I have been struck by how well they all seem to have gotten to an understanding place, and to a perspective that the grade is not everything, not close to it.
I don’t mean to turn this into a story about my being good or smart. The fact is, I made a big mistake I will not repeat. But when we lead and screw-up, our responsibility grows to help others grow through adversity — unquestionably one of life’s great teachers. A couple student immediately took the noble road of acceptance and perspective. A couple others had to fight through really hard feelings and the risk involved in sharing their feeling with me — in order to get to a place of big life-learning. If I had run from my mistakes, I could not have been available to help them; that would have made me doubly culpable!

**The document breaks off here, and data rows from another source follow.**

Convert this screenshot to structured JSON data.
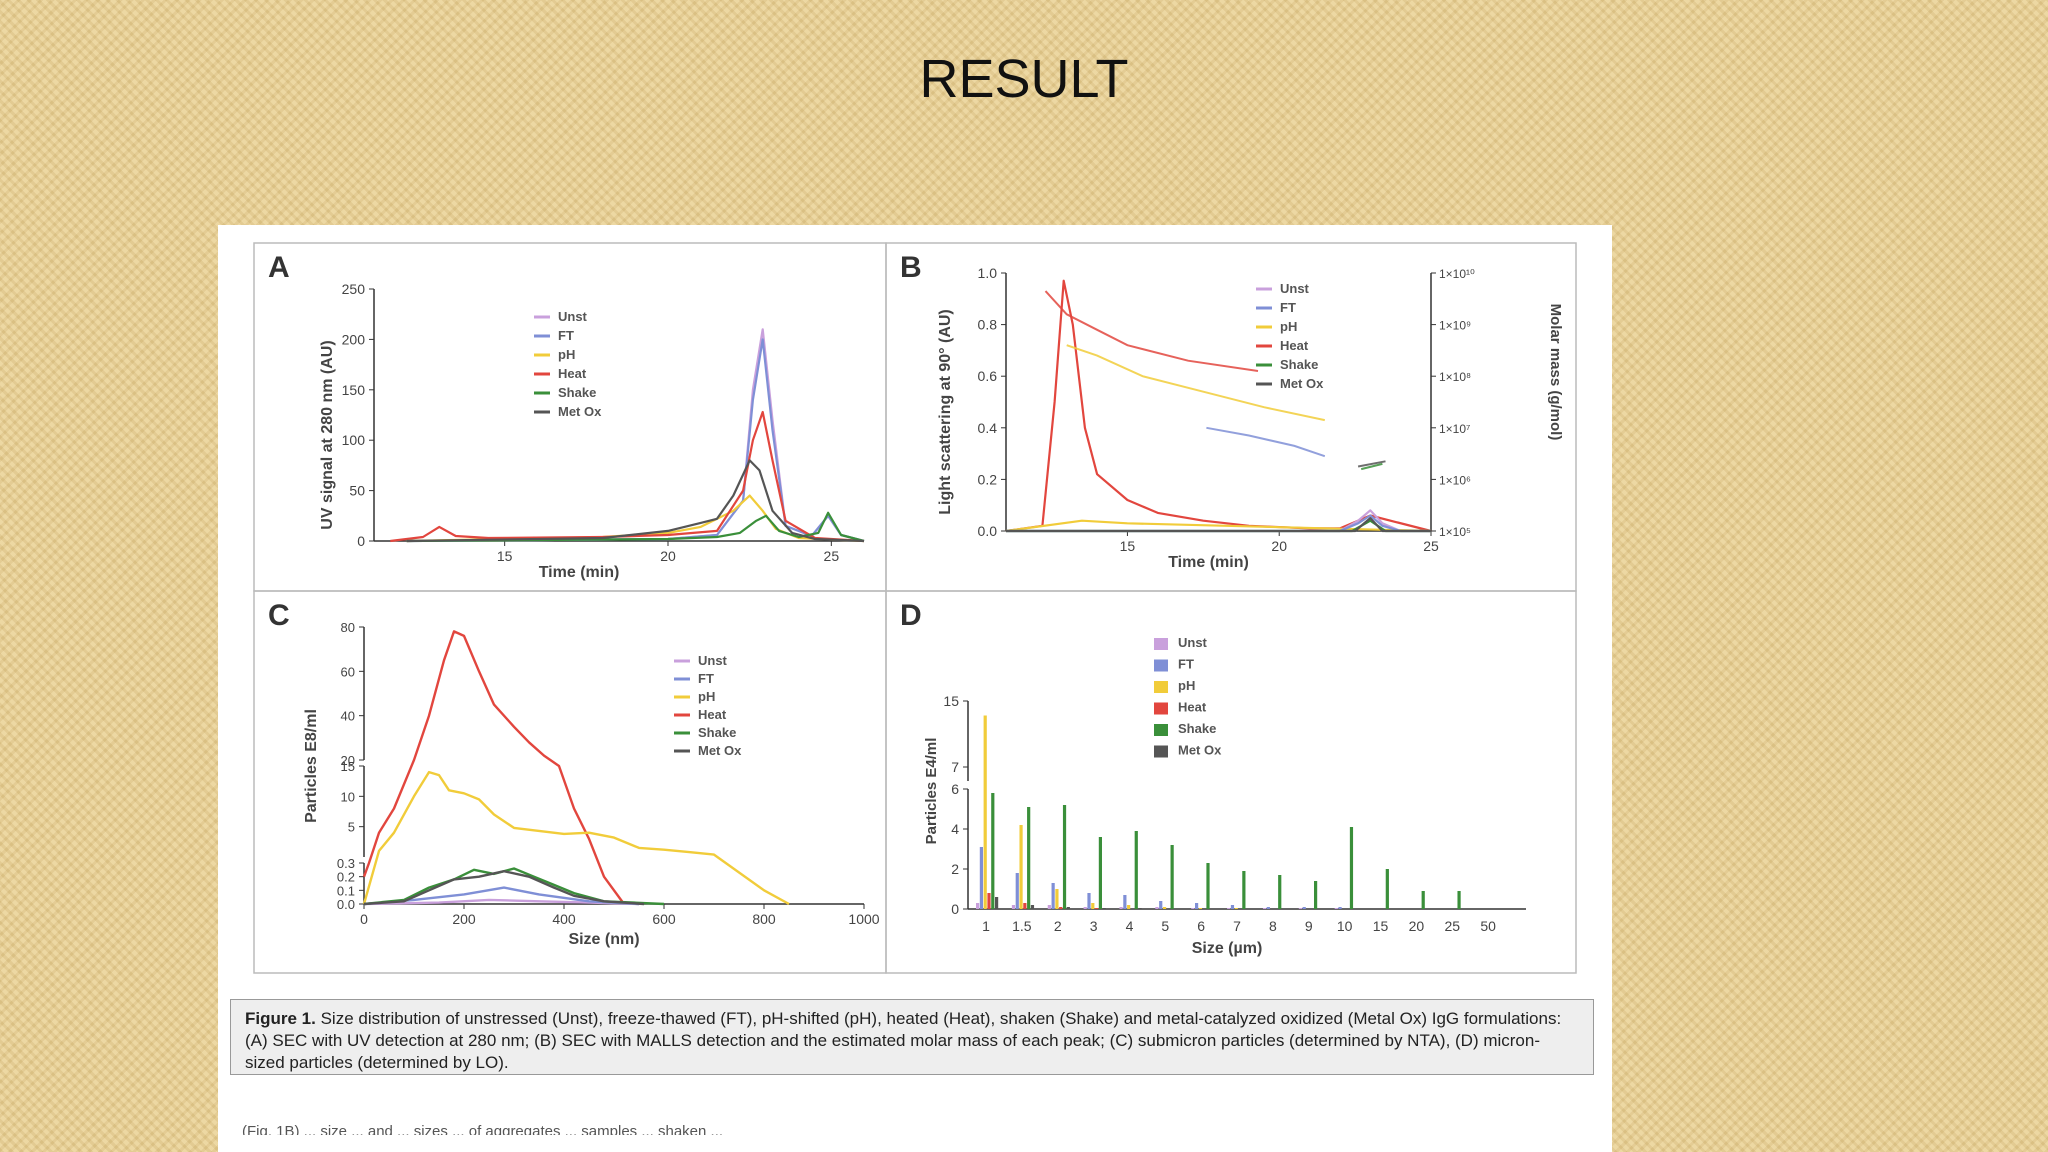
{
  "slide": {
    "title": "RESULT"
  },
  "figure": {
    "caption_label": "Figure 1.",
    "caption_text": "Size distribution of unstressed (Unst), freeze-thawed (FT), pH-shifted (pH), heated (Heat), shaken (Shake) and metal-catalyzed oxidized (Metal Ox) IgG formulations: (A) SEC with UV detection at 280 nm; (B) SEC with MALLS detection and the estimated molar mass of each peak; (C) submicron particles (determined by NTA), (D) micron-sized particles (determined by LO).",
    "truncated_line": "(Fig. 1B) ... size ... and ... sizes ... of aggregates ... samples ... shaken ..."
  },
  "colors": {
    "Unst": "#c9a0dc",
    "FT": "#7f8fd6",
    "pH": "#f1cc3a",
    "Heat": "#e2463e",
    "Shake": "#3a8f3a",
    "Met Ox": "#555555"
  },
  "chart_data": [
    {
      "panel": "A",
      "type": "line",
      "xlabel": "Time (min)",
      "ylabel": "UV signal at 280 nm (AU)",
      "xlim": [
        11,
        26
      ],
      "ylim": [
        0,
        250
      ],
      "xticks": [
        "15",
        "20",
        "25"
      ],
      "yticks": [
        "0",
        "50",
        "100",
        "150",
        "200",
        "250"
      ],
      "legend": [
        "Unst",
        "FT",
        "pH",
        "Heat",
        "Shake",
        "Met Ox"
      ],
      "series": [
        {
          "name": "Unst",
          "x": [
            12,
            20,
            21.5,
            22.3,
            22.6,
            22.9,
            23.2,
            23.6,
            24.4,
            24.9,
            25.3,
            26
          ],
          "y": [
            0,
            2,
            6,
            40,
            150,
            210,
            120,
            15,
            5,
            25,
            6,
            0
          ]
        },
        {
          "name": "FT",
          "x": [
            12,
            20,
            21.5,
            22.3,
            22.6,
            22.9,
            23.2,
            23.6,
            24.4,
            24.9,
            25.3,
            26
          ],
          "y": [
            0,
            2,
            6,
            40,
            140,
            200,
            110,
            15,
            5,
            25,
            6,
            0
          ]
        },
        {
          "name": "pH",
          "x": [
            12,
            18,
            20,
            21,
            22,
            22.5,
            22.9,
            23.3,
            24,
            26
          ],
          "y": [
            0,
            4,
            8,
            14,
            30,
            45,
            30,
            12,
            3,
            0
          ]
        },
        {
          "name": "Heat",
          "x": [
            11.5,
            12.5,
            13.0,
            13.5,
            14.5,
            18,
            20,
            21.5,
            22.3,
            22.6,
            22.9,
            23.2,
            23.6,
            24.5,
            26
          ],
          "y": [
            0,
            4,
            14,
            5,
            3,
            4,
            6,
            10,
            50,
            100,
            128,
            80,
            20,
            3,
            0
          ]
        },
        {
          "name": "Shake",
          "x": [
            12,
            20,
            21.5,
            22.2,
            22.7,
            23.0,
            23.4,
            24,
            24.6,
            24.9,
            25.3,
            26
          ],
          "y": [
            0,
            2,
            4,
            8,
            20,
            25,
            10,
            4,
            8,
            28,
            6,
            0
          ]
        },
        {
          "name": "Met Ox",
          "x": [
            12,
            18,
            20,
            21,
            21.5,
            22,
            22.5,
            22.8,
            23.2,
            23.8,
            24.5,
            26
          ],
          "y": [
            0,
            3,
            10,
            18,
            22,
            45,
            80,
            70,
            30,
            8,
            2,
            0
          ]
        }
      ]
    },
    {
      "panel": "B",
      "type": "line",
      "xlabel": "Time (min)",
      "ylabel": "Light scattering at 90° (AU)",
      "y2label": "Molar mass (g/mol)",
      "xlim": [
        11,
        25
      ],
      "ylim": [
        0,
        1.0
      ],
      "xticks": [
        "15",
        "20",
        "25"
      ],
      "yticks": [
        "0.0",
        "0.2",
        "0.4",
        "0.6",
        "0.8",
        "1.0"
      ],
      "y2ticks": [
        "1×10⁵",
        "1×10⁶",
        "1×10⁷",
        "1×10⁸",
        "1×10⁹",
        "1×10¹⁰"
      ],
      "legend": [
        "Unst",
        "FT",
        "pH",
        "Heat",
        "Shake",
        "Met Ox"
      ],
      "series": [
        {
          "name": "Heat",
          "x": [
            11,
            12.2,
            12.6,
            12.9,
            13.2,
            13.6,
            14,
            15,
            16,
            17.5,
            19,
            21,
            22,
            23,
            25
          ],
          "y": [
            0,
            0.02,
            0.5,
            0.97,
            0.8,
            0.4,
            0.22,
            0.12,
            0.07,
            0.04,
            0.02,
            0.01,
            0.01,
            0.06,
            0.0
          ]
        },
        {
          "name": "pH",
          "x": [
            11,
            13.5,
            15,
            25
          ],
          "y": [
            0,
            0.04,
            0.03,
            0.0
          ]
        },
        {
          "name": "Unst",
          "x": [
            11,
            22,
            22.6,
            23,
            23.4,
            24,
            25
          ],
          "y": [
            0,
            0.0,
            0.04,
            0.08,
            0.03,
            0.0,
            0.0
          ]
        },
        {
          "name": "FT",
          "x": [
            11,
            22,
            22.6,
            23,
            23.4,
            24,
            25
          ],
          "y": [
            0,
            0.0,
            0.03,
            0.06,
            0.02,
            0.0,
            0.0
          ]
        },
        {
          "name": "Shake",
          "x": [
            11,
            22.4,
            23,
            23.5,
            25
          ],
          "y": [
            0,
            0.0,
            0.04,
            0.0,
            0.0
          ]
        },
        {
          "name": "Met Ox",
          "x": [
            11,
            22.5,
            23,
            23.4,
            25
          ],
          "y": [
            0,
            0.0,
            0.05,
            0.0,
            0.0
          ]
        }
      ],
      "molar_mass_series": [
        {
          "name": "Heat",
          "x": [
            12.3,
            13,
            14,
            15,
            17,
            19.3
          ],
          "y": [
            0.93,
            0.84,
            0.78,
            0.72,
            0.66,
            0.62
          ]
        },
        {
          "name": "pH",
          "x": [
            13,
            14,
            15.5,
            17.5,
            19.5,
            21.5
          ],
          "y": [
            0.72,
            0.68,
            0.6,
            0.54,
            0.48,
            0.43
          ]
        },
        {
          "name": "FT",
          "x": [
            17.6,
            19,
            20.5,
            21.5
          ],
          "y": [
            0.4,
            0.37,
            0.33,
            0.29
          ]
        },
        {
          "name": "Met Ox",
          "x": [
            22.6,
            23.5
          ],
          "y": [
            0.25,
            0.27
          ]
        },
        {
          "name": "Shake",
          "x": [
            22.7,
            23.4
          ],
          "y": [
            0.24,
            0.26
          ]
        }
      ]
    },
    {
      "panel": "C",
      "type": "line",
      "xlabel": "Size (nm)",
      "ylabel": "Particles E8/ml",
      "xlim": [
        0,
        1000
      ],
      "ylim": [
        0,
        80
      ],
      "xticks": [
        "0",
        "200",
        "400",
        "600",
        "800",
        "1000"
      ],
      "yticks": [
        "0.0",
        "0.1",
        "0.2",
        "0.3",
        "5",
        "10",
        "15",
        "20",
        "40",
        "60",
        "80"
      ],
      "legend": [
        "Unst",
        "FT",
        "pH",
        "Heat",
        "Shake",
        "Met Ox"
      ],
      "series": [
        {
          "name": "Heat",
          "x": [
            0,
            10,
            30,
            60,
            100,
            130,
            160,
            180,
            200,
            230,
            260,
            300,
            330,
            360,
            390,
            420,
            450,
            480,
            520
          ],
          "y": [
            0.2,
            0.3,
            4,
            8,
            20,
            40,
            65,
            78,
            76,
            60,
            45,
            35,
            28,
            22,
            15,
            8,
            3,
            0.2,
            0
          ]
        },
        {
          "name": "pH",
          "x": [
            0,
            30,
            60,
            100,
            130,
            150,
            170,
            200,
            230,
            260,
            300,
            400,
            450,
            500,
            550,
            600,
            650,
            700,
            800,
            850
          ],
          "y": [
            0,
            1,
            4,
            10,
            14,
            13.5,
            11,
            10.5,
            9.5,
            7,
            4.8,
            3.8,
            4,
            3.2,
            1.5,
            1.2,
            0.8,
            0.4,
            0.1,
            0
          ]
        },
        {
          "name": "Unst",
          "x": [
            0,
            150,
            250,
            350,
            450,
            550
          ],
          "y": [
            0,
            0.01,
            0.03,
            0.02,
            0.01,
            0
          ]
        },
        {
          "name": "FT",
          "x": [
            0,
            100,
            200,
            280,
            350,
            450,
            550
          ],
          "y": [
            0,
            0.03,
            0.07,
            0.12,
            0.07,
            0.02,
            0
          ]
        },
        {
          "name": "Shake",
          "x": [
            0,
            80,
            130,
            180,
            220,
            260,
            300,
            340,
            380,
            420,
            480,
            540,
            600
          ],
          "y": [
            0,
            0.03,
            0.12,
            0.18,
            0.25,
            0.22,
            0.26,
            0.2,
            0.14,
            0.08,
            0.02,
            0.01,
            0
          ]
        },
        {
          "name": "Met Ox",
          "x": [
            0,
            80,
            130,
            180,
            230,
            280,
            330,
            380,
            420,
            480,
            560
          ],
          "y": [
            0,
            0.02,
            0.1,
            0.18,
            0.2,
            0.24,
            0.2,
            0.12,
            0.06,
            0.02,
            0
          ]
        }
      ]
    },
    {
      "panel": "D",
      "type": "bar",
      "xlabel": "Size (µm)",
      "ylabel": "Particles E4/ml",
      "categories": [
        "1",
        "1.5",
        "2",
        "3",
        "4",
        "5",
        "6",
        "7",
        "8",
        "9",
        "10",
        "15",
        "20",
        "25",
        "50"
      ],
      "yticks": [
        "0",
        "2",
        "4",
        "6",
        "7",
        "15"
      ],
      "ylim": [
        0,
        15
      ],
      "legend": [
        "Unst",
        "FT",
        "pH",
        "Heat",
        "Shake",
        "Met Ox"
      ],
      "series": [
        {
          "name": "Unst",
          "values": [
            0.3,
            0.2,
            0.2,
            0.1,
            0.1,
            0.1,
            0.05,
            0.05,
            0.05,
            0.05,
            0.05,
            0,
            0,
            0,
            0
          ]
        },
        {
          "name": "FT",
          "values": [
            3.1,
            1.8,
            1.3,
            0.8,
            0.7,
            0.4,
            0.3,
            0.2,
            0.1,
            0.1,
            0.1,
            0,
            0,
            0,
            0
          ]
        },
        {
          "name": "pH",
          "values": [
            13.0,
            4.2,
            1.0,
            0.3,
            0.2,
            0.1,
            0.05,
            0.05,
            0,
            0,
            0,
            0,
            0,
            0,
            0
          ]
        },
        {
          "name": "Heat",
          "values": [
            0.8,
            0.3,
            0.1,
            0.05,
            0,
            0,
            0,
            0,
            0,
            0,
            0,
            0,
            0,
            0,
            0
          ]
        },
        {
          "name": "Shake",
          "values": [
            5.8,
            5.1,
            5.2,
            3.6,
            3.9,
            3.2,
            2.3,
            1.9,
            1.7,
            1.4,
            4.1,
            2.0,
            0.9,
            0.9,
            0
          ]
        },
        {
          "name": "Met Ox",
          "values": [
            0.6,
            0.2,
            0.1,
            0.05,
            0.05,
            0,
            0,
            0,
            0,
            0,
            0,
            0,
            0,
            0,
            0
          ]
        }
      ]
    }
  ]
}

Instead, their nobility gives me hope and courage for the future, as I, like you, strive to
Lead with our best selves,
* As with many ethical questions, the all-too-egoistic elements can sneak in, disguising themselves as moral arguments. In this case I have to ask: “Was I being a moral coward by not telling the system that I would not take away grades I had given — even if I were punished as a result – because it’s just wrong to give a student an A and then make it a B+?” I had to ask myself that. I BELIEVE that my self-interest was not a salient ethical consideration, and that I did act with that motive in mind. But I admit to you and myself that I can’t KNOW for sure that my motivation to cover my own rear end did not worm its way in to my solution.
** Because I had to bump two students’ grades considerably, e.g., B- to straight-A, I then had to adjust a number of others to satisfy the — forgive the pun — unbending curve.